We're coming down to the wire folks. Disrupt 2020 officially opens its virtual doors September 14 for five super-charged days of everything the early-stage startup community needs to build better, faster, stronger. Going virtual translates into a global reach making this our largest Disrupt ever. Yowza!

There's a lot going on during this Disrupt — talk about a vast understatement — including a jam-packed agenda (with time zone-friendly programming for attendees in Europe and Asia), a virtual venue, new events and a multitude of other moving parts. We put together this user guide to help you navigate Disrupt 2020 with maximum efficiency and minimal frustration.
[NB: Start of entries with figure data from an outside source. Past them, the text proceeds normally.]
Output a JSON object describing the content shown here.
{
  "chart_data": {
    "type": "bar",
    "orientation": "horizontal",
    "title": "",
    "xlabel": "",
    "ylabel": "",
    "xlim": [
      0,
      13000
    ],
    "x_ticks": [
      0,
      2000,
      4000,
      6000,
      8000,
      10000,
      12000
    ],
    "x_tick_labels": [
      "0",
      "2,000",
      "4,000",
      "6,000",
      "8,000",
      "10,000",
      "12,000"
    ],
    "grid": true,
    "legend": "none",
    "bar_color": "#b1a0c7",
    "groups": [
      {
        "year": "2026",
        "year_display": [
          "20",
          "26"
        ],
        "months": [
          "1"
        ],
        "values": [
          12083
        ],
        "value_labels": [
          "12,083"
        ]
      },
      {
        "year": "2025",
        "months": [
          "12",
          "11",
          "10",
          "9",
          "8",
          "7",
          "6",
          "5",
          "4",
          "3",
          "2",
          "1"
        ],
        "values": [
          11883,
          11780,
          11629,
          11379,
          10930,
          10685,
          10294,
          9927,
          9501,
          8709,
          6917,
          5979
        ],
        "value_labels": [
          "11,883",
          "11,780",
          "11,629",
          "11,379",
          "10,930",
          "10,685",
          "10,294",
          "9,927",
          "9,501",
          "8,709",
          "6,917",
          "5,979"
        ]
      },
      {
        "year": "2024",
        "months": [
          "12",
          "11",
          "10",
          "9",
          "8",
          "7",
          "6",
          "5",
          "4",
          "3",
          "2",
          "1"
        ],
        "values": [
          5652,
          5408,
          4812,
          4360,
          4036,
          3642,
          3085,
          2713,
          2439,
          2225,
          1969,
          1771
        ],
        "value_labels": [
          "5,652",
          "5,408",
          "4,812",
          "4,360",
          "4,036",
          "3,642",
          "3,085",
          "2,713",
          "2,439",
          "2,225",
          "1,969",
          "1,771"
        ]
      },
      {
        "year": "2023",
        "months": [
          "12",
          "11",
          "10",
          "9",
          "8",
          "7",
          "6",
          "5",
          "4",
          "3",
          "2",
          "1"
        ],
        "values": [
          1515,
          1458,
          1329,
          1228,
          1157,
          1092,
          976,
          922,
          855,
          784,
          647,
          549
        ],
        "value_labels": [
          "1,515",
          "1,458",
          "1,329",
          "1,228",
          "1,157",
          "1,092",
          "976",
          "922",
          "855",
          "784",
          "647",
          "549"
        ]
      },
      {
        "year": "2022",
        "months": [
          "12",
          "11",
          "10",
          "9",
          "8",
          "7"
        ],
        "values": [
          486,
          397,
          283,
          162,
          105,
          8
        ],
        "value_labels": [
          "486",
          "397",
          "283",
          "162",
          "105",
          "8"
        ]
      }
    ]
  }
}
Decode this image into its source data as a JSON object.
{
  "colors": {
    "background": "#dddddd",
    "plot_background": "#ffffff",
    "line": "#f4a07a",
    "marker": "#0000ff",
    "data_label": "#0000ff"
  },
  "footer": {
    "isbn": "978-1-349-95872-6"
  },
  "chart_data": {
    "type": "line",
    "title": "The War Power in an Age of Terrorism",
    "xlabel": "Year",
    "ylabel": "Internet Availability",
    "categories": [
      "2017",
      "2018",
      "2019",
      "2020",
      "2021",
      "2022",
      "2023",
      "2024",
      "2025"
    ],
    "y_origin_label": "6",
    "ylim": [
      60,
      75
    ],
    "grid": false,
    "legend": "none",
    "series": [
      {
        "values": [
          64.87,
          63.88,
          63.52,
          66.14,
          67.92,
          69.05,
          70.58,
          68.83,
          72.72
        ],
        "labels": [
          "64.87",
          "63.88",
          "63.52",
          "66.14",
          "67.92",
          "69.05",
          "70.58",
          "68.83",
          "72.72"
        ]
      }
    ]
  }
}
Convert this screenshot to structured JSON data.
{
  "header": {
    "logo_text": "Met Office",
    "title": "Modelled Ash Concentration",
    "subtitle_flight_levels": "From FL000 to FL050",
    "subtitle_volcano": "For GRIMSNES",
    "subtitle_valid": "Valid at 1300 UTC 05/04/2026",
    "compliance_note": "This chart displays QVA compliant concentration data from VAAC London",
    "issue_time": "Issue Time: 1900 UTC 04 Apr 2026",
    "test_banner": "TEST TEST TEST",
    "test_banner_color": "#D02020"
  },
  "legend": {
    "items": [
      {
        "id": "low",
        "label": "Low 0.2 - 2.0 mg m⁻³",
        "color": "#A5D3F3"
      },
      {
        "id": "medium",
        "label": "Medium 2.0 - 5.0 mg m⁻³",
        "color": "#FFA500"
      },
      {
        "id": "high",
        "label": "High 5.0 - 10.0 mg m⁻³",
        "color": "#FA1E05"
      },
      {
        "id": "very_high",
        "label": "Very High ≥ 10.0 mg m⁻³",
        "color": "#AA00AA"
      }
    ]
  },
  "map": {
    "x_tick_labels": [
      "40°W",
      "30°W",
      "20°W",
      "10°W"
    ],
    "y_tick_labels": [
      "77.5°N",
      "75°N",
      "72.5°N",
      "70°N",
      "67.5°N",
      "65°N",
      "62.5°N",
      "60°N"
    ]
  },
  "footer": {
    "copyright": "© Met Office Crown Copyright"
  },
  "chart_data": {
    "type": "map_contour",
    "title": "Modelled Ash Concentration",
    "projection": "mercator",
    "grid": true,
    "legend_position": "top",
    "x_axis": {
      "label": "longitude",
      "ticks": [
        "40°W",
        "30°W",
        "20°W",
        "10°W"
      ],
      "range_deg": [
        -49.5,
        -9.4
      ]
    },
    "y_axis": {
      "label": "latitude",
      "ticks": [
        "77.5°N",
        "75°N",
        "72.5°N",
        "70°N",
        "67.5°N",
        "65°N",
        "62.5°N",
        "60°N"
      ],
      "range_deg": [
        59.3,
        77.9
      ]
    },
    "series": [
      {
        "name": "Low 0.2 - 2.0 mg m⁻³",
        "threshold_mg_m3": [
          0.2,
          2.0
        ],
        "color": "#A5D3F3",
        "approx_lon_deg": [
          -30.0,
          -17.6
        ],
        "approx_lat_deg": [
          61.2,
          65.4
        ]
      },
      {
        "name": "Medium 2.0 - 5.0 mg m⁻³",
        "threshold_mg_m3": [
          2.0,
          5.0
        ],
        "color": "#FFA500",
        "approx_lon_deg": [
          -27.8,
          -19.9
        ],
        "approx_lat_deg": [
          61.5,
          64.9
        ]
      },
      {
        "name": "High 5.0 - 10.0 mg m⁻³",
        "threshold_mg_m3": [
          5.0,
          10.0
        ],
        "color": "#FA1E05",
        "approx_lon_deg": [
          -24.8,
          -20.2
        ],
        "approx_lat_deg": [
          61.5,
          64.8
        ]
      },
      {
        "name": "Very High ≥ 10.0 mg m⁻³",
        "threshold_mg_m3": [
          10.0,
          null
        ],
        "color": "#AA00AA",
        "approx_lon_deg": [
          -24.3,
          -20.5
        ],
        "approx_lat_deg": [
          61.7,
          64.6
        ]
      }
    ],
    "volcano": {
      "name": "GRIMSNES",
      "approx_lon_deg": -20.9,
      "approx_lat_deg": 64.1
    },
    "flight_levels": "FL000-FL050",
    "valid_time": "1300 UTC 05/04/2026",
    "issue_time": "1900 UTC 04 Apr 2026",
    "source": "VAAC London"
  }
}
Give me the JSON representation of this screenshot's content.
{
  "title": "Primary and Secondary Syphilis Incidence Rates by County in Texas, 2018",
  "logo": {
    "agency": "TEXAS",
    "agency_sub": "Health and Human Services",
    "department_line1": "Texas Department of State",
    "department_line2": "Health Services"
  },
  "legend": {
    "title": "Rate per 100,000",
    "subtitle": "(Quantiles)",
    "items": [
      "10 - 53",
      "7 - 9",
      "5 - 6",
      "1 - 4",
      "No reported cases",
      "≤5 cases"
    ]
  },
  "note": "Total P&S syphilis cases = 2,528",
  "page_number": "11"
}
Buckle up for a logistical look at Disrupt 2020.

First, Disrupt will be hosted on the virtual venue platform, Hopin, where all of the action will happen: the Disrupt Stage featuring the Startup Battlefield competition, the Extra Crunch stage, and network with CrunchMatch, access the Expo featuring hundreds of early stage startups.

For you Disrupt Digital Pro pass holders – make sure to sign into CrunchMatch, hosted on Grip, to access a list of recommended connections with other Disrupt attendees. CrunchMatch is brought to you by All Raise, Bizzabo, Invest in Canada, MongoDB, TTA, TechStars and Western Digital. Your Disrupt ticket number on your Bizzabo registration confirmation email is your key to access the platform.